Two De La Salle Brothers — Vice Chancellor Brother Peter Bray and Director of Development Brother Jack Curran — were our hosts and led us first on a tour of the facility. It is a beautiful campus with the original building renovated from its origins as a high school. There have been plenty of new buildings in recent times and another major building project is near completion. We even had an opportunity to engage some of the students. They seemed very happy and are thankful for the opportunity, as Palestinians, to seek higher education for a chance to have a better future for themselves and their families.

Our hosts made mention that the highest point in all of Bethlehem is the statue of Christ atop the original building on campus. How fitting that Jesus, in the town of his birth, would be the most dominant figure looking over the city and into Palestine and Israel.

On another note, the brothers also showed us some bullet holes in their home, left there as a reminder of the Israeli-Palestinian violence that erupted in the fall of 2000.

Everywhere, we hear that education is the key to the future of the Palestinians and higher learning is no exception. This university stands as one of only two Catholic universities in all of Palestine. And 70% of the student body is female, which is also a good sign of how this university can make a big difference in the future of Palestine.

From the university, we proceeded to visit the Catholic Action Sports Center. This project is housed on a large campus with everything from a gym (the largest and best in all of Palestine) to an outdoor swimming pool, weight training and fitness machine room, meeting and training rooms, outdoor picnic areas, large hall, etc.
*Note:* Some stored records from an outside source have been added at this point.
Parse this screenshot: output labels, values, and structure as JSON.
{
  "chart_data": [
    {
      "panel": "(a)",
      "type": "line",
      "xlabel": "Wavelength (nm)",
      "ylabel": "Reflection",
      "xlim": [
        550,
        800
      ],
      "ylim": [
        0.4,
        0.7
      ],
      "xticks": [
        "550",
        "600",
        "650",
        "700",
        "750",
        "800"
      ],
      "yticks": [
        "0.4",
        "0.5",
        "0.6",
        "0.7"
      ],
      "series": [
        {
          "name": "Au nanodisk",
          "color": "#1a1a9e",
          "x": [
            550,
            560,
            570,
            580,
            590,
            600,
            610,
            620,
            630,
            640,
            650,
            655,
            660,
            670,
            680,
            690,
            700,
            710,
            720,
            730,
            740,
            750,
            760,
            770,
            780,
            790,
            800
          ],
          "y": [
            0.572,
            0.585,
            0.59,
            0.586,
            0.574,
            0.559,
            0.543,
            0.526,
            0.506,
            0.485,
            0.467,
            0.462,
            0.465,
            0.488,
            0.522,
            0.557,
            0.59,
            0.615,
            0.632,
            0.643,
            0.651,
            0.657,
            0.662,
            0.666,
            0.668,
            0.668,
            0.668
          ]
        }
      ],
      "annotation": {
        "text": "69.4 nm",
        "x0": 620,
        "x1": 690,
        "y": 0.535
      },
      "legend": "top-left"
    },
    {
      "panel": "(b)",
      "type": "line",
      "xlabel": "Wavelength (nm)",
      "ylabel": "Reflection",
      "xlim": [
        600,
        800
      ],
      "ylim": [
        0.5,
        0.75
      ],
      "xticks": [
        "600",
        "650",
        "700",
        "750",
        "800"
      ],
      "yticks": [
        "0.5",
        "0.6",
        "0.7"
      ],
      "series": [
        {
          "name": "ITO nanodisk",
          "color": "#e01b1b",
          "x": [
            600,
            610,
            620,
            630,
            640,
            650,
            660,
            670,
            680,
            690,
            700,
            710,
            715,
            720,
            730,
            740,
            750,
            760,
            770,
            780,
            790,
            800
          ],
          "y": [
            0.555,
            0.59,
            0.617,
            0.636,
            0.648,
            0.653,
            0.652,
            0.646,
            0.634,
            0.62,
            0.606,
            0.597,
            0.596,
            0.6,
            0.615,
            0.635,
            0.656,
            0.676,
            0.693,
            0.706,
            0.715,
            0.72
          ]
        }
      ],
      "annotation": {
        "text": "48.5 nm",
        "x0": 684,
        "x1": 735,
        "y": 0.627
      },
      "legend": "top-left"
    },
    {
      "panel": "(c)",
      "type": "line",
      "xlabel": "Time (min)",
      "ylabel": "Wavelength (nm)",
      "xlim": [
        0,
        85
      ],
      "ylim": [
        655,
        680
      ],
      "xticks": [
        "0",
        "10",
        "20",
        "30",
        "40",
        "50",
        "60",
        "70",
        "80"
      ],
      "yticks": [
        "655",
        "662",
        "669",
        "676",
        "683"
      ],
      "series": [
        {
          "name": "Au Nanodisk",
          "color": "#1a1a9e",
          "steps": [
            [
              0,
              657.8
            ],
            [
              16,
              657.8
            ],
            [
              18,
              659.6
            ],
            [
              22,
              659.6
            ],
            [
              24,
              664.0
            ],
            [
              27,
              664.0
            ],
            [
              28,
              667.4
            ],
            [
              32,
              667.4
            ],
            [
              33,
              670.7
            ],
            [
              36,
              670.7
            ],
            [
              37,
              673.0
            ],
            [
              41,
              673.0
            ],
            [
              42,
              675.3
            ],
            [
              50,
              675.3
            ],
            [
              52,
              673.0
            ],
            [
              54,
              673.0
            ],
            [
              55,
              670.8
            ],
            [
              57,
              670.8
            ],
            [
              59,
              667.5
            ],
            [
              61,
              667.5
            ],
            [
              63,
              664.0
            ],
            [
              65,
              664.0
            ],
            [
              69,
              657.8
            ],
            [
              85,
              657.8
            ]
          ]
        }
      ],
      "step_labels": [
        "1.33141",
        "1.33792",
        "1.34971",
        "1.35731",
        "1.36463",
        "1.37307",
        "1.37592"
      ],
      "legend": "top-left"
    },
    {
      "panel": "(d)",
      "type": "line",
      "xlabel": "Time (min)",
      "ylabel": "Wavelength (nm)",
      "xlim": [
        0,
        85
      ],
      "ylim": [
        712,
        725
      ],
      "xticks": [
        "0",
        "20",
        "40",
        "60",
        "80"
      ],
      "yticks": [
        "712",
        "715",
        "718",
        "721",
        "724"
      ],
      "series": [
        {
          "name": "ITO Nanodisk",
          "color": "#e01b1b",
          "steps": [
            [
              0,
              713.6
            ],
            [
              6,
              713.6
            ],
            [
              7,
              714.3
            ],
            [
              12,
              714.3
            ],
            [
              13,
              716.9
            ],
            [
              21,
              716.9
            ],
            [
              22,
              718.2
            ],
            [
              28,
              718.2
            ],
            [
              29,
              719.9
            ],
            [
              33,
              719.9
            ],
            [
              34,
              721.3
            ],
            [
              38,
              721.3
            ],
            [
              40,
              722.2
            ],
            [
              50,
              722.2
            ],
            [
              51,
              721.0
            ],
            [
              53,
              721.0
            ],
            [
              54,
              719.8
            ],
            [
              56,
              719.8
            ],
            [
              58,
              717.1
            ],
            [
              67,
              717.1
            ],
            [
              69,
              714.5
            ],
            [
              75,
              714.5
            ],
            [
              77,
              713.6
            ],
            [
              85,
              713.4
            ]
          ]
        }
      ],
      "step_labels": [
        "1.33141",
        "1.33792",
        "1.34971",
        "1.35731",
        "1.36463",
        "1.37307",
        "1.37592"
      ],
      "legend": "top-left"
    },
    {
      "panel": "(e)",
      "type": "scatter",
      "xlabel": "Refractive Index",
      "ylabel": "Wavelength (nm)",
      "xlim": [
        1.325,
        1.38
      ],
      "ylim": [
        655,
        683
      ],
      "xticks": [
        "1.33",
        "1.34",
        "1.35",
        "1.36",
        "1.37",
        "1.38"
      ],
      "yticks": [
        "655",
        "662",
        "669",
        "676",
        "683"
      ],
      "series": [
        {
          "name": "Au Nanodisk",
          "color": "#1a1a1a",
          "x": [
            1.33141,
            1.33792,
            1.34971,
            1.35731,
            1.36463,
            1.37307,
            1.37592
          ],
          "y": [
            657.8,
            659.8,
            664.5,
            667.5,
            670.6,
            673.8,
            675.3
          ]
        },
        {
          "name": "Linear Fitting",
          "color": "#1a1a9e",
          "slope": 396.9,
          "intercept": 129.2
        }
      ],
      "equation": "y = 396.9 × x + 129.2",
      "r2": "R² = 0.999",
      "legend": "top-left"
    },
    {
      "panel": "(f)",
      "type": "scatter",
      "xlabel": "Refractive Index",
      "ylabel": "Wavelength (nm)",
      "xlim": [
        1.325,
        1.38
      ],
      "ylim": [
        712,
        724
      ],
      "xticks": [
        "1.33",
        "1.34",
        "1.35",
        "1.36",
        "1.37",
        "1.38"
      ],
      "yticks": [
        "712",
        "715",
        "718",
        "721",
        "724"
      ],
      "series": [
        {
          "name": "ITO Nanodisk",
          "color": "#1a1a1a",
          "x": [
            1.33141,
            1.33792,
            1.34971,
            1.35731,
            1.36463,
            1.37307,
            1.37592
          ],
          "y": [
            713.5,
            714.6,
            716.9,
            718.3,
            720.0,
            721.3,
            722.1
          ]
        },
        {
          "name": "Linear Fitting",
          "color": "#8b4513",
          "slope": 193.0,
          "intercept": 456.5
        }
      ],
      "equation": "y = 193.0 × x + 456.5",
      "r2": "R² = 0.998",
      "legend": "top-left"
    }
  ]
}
The Franciscan Custody owns the property and has a great partnership with CNEWA/Pontifical Mission in sponsoring basketball classes and league play.

We watched as a group of girls had a session with a very skilled trainer. It is an impressive center and is the only such facility in all of Bethlehem. Another great outreach of CNEWA/Pontifical Mission, thanks to all of you in your generosity!

The final visit was to Sami’s house for a superb dinner prepared by his dear wife. The very specials guests included His Beatitude Patriarch Fouad Twal, Auxiliary Bishop William Shomali (whom we had met on our first day in Jerusalem), and Father Emil Salayta, Director of the Ecclesiastical Court. The meal was exquisite and the company superb. The Patriarch was very comfortable and shared with us some important insights into how the Church functions in an environment filled with many complications, conflicts and restrictions. Bishop Shomali also asked many questions about CNEWA/Pontifical Mission and it afforded me an opportunity to present a broader view of the many services we to offer, not just financial grants, but also with technical support and counsel.

Our stomachs were full and the hour was getting late, and I still had to write this note to all of you, so we departed. I had also realized that we would be leaving early the next morning for our first trip of the day, to Aida Refugee Camp.

So goodbye for now and God bless all of you. The Patriarch sends his best regards along with a blessing.